There are two impossible tasks when it comes to language and our capacity for imagination: to create a grammatically correct sentence that is so abstract and unconnected that it is totally devoid of meaning – and to create a sentence that is so straightforward and obvious that it can contain only one. As soon as you penetrate the surface of this well of meaning, you fall in completely. This is precisely the reason that the semantic web is not enough to truly grasp natural language – apart from other constraints, it also restricts meaning instead of creating it. The semantic web demands that writers limit the meaningfulness of their own writing by filing it neatly away in categories. Thus, when mentioning a name, you have to specify whether you refer to a person, a dog, or something else. You do not have the option of playing with uncertainty. Indeed, a common critique of the semantic web is that it necessitates agreement on labeling conventions in entire fields of knowledge. This is difficult to achieve, of course, but I would like to add that it also potentially cheapens the interactions in that field – limiting the creativity that derives from doubt.
So an ideal natural language processor is imaginative and comes up with as many meanings as possible for a single word or sentence. But the next hurdle is looming at the horizon – having established that each grammatically correct sentence has a multitude of meanings, our poor natural language processor now has to decide which ones – as truth is likewise seldom singular – are the most likely ones, the ones the writer or speaker meant to express. Luckily, humans are also not perfect at this task – especially when communicating over borders of culture and custom different interpretations may hinder our mutual understanding. But even between close friends or family, personality and
experiences can color a story or sentence.
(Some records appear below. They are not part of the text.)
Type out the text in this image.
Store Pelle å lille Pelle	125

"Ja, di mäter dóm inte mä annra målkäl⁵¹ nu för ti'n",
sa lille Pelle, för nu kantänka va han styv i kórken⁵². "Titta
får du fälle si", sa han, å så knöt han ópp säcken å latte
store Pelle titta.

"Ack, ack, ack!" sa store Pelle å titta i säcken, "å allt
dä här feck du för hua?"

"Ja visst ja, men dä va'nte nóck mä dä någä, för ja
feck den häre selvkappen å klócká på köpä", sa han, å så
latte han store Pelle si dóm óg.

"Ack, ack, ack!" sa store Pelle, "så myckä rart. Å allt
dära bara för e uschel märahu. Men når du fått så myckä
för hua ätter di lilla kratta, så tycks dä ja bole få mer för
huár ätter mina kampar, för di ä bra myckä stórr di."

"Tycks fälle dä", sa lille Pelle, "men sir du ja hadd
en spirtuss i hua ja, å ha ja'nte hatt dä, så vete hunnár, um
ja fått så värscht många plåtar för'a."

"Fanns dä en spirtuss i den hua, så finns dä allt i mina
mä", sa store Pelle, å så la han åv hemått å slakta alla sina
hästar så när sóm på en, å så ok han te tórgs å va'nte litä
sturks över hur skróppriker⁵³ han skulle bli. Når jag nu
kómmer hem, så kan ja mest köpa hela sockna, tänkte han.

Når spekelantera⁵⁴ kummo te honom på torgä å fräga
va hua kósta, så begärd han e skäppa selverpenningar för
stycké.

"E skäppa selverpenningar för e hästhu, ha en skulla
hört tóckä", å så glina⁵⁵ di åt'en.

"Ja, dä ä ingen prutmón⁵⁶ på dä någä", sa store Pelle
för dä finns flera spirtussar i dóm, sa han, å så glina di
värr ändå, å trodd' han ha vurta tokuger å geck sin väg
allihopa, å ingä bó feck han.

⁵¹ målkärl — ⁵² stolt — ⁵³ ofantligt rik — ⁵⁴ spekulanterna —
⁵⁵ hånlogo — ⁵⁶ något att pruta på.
Does this make it easier for or natural language processor, or harder? I would say harder, as apart from considering what the writer wanted to say, it has to take into account what the potential reader is searching for. So the ideal processor knows not only what a writer meant with a text or what their text means to you – it can also tell you what it likely means to a 10-year old in Japan, to an Islamic grandmother living in New York City, to a middle-aged cook in Santiago de Cuba. A processor does not only understand the rules, but also their implications. It not only knows that the word “bridge” is feminine in Spanish but masculine in French, it also understands that this means that the Spanish are more likely to describe actual bridges as slender and elegant, whereas native French speakers may call
them strong and sturdy.
That is quite a lot to ask. But when you are talking about language – a living, evolving creature – to ask the most might just be good enough. Imperfect solutions for searching and ordering information on the web can of course be helpful already. However, the complexity of language, the way it is entwined with so many basic human functions, makes it a harder nut to crack than at first may seem. Humans are social animals, and communication is layered so deep in our cortex that to touch on language is to touch on almost everything – memory, cognition, emotion, perception… Nothing that not integrates as many of these functions as possible is going to process natural language on an acceptable level to its human users. It is no accident that the most respected literary works are full of layers and multiple interpretations, playing around with the numerous meanings they create in the readers mind. Our ideal natural language processor does not need the brain of a reader – it needs the brain of a writer.